Using the distance formula:
d₁₂ = sqrt((x₂ - x₁)² + (y₂ - y₁)²)
Given:
x₁ = 3.08 cm
y₁ = 0.793 cm
x₂ = -1.75 cm
y₂ = 1.05 cm
Substituting the values:
d₁₂ = sqrt((-1.75 - 3.08)² + (1.05 - 0.793)²)
Evaluating the expression, you should find that d₁₂ ≈ 4.02 cm.
Step 2: Find the force exerted by particle 1 on particle 2.
Using Coulomb's law:
F₁₂ = (k * |q₁ * q₂|) / d₁₂²
Given:
q₁ = 2.32 μC
q₂ = -3.14 μC
k ≈ 8.988 × 10^9 N m²/C²
Substituting the values:
F₁₂ = (8.988 × 10^9 * |2.32 × 10^-6 * -3.14 × 10^-6|) / (4.02 × 10^-2)²
Evaluating the expression, you should find that F₁₂ ≈ 8.362 N (Newton) (Note that the negative sign indicates the force is attractive).
Step 3: Find the x and y components of force F₁₂.
The x component of F₁₂ can be calculated as:
F₁₂,x = F₁₂ * (x₂ - x₁) / d₁₂
The y component of F₁₂ can be calculated as:
F₁₂,y = F₁₂ * (y₂ - y₁) / d₁₂
Substituting the values:
F₁₂,x = 8.362 * (-1.75 - 3.08) / 4.02
F₁₂,y = 8.362 * (1.05 - 0.793) / 4.02
Evaluating the expressions, you should find that F₁₂,x ≈ -2.49 N and F₁₂,y ≈ 0.471 N.
Step 4: Find the x and y coordinates of particle 3.

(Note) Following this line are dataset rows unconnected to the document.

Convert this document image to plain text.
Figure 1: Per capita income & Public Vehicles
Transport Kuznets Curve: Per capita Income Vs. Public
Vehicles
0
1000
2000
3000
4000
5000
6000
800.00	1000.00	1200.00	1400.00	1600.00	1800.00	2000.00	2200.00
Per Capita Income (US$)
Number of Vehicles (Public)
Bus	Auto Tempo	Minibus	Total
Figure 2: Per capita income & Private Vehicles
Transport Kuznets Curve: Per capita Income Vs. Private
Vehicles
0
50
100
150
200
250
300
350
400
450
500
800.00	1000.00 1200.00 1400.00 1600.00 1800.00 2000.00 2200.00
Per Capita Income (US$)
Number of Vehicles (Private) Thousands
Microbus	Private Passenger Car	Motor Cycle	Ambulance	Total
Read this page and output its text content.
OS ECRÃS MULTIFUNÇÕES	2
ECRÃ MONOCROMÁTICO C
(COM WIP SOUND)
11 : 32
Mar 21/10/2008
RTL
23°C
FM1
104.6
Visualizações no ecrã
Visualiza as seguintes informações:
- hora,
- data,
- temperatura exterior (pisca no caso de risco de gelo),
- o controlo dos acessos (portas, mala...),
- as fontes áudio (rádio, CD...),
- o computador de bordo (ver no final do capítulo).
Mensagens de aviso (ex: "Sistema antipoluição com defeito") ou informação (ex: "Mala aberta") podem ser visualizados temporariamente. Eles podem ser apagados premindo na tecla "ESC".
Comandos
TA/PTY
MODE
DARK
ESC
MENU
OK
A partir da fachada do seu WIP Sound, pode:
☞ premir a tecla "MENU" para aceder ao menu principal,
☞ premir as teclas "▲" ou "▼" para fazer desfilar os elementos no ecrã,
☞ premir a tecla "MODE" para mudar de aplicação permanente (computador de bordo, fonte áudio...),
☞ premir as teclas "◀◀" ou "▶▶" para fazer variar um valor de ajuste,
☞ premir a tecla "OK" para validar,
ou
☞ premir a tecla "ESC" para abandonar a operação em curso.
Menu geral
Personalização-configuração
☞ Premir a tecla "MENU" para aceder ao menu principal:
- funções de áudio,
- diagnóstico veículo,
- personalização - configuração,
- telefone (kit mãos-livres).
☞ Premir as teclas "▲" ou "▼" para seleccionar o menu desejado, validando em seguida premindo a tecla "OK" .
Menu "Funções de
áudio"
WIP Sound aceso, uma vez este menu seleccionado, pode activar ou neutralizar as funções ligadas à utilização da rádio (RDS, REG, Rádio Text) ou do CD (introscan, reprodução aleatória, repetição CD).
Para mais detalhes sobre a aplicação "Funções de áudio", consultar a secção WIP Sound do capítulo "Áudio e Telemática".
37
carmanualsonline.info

To make the net force on particle 2 due to particles 1 and 3 zero, the x and y components of force due to particle 3 should balance the x and y components of force due to particle 1.
For the x direction:
F₃,x = -F₁₂,x
Substituting the values:
F₃,x = -(-2.49)
F₃,x ≈ 2.49 N
Using the formula for x component of force:
F₃,x = k * |q₂ * q₃| / d₃₂²
Given:
q₃ = 5.72 μC
Substituting the values:
2.49 = (8.988 × 10^9 * |(-3.14 × 10^-6) * (5.72 × 10^-6)|) / (d₃₂)²
Solving this equation for d₃₂, you can find the distance between particle 2 and particle 3.
For the y direction:
F₃,y = -F₁₂,y
Substituting the values:
0.471 = (8.988 × 10^9 * |(-3.14 × 10^-6) * (5.72 × 10^-6)|) / (d₃₂)²
Solving this equation for d₃₂, you can find the distance between particle 2 and particle 3.
Once you have the distances, you can determine the x and y coordinates of particle 3 by using the given coordinates for particle 2 and subtracting the respective distance values in the x and y directions.